I don't know enough about models of PA to tell you which order types are realized (or whether there's a satisfying answer to this general question). But your specific question about $\eta_\alpha$-orderings is easy to answer, just using basic tools of model theory.
Any first-order theory admits $\kappa$-saturated models for any cardinal $\kappa$. So let $\alpha$ be an ordinal, and let $M$ be an $\aleph_\alpha$-saturated model of PA. If the order type of $M$ is $\mathbb{N} + \xi\mathbb{Z}$, I claim that $\xi$ is an $\eta_\alpha$-order.
Let $X,Y\subseteq \xi$ be subsets of size $<\aleph_\alpha$ such that $x<y$ for all $x\in X$ and $y\in Y$. For each $x\in X$, let $a_x\in M$ be an element in the copy of $\mathbb{Z}$ indexed by $x$, and similarly for $(b_y)_{y\in Y}$. Then the partial type $p(z) = \{a_x + n < z \mid x\in X,n\in\mathbb{N}\}\cup \{z < b_y-n\mid y\in Y,n\in\mathbb{N}\}$ is finitely satisfiable and mentions fewer than $\aleph_\alpha$-many parameters, so it's realized by an element $c\in M$. The index of the copy of $\mathbb{Z}$ containing $c$ is strictly greater than all the elements in $X$ and strictly less than all the elements in $Y$.

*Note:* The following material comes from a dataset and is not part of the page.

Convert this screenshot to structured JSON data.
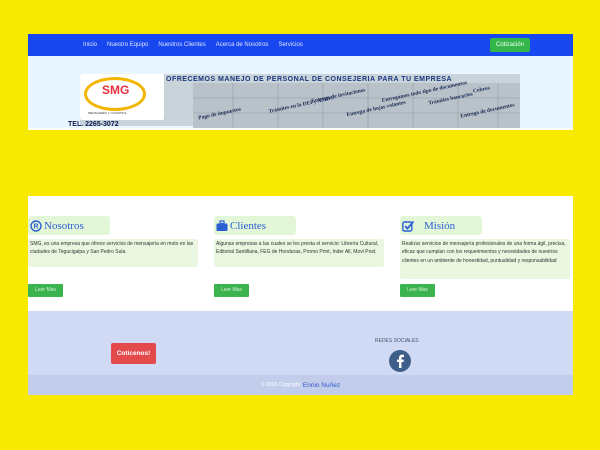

Edit: Since there are many $\eta_\alpha$-orders up to isomorphism, it's possible to read your question a different way: Given a particular $\eta_\alpha$-order $\xi_\alpha$, is there a model of PA with order type $\mathbb{N} + \xi_\alpha\mathbb{Z}$? I don't know anything about the answer to this question.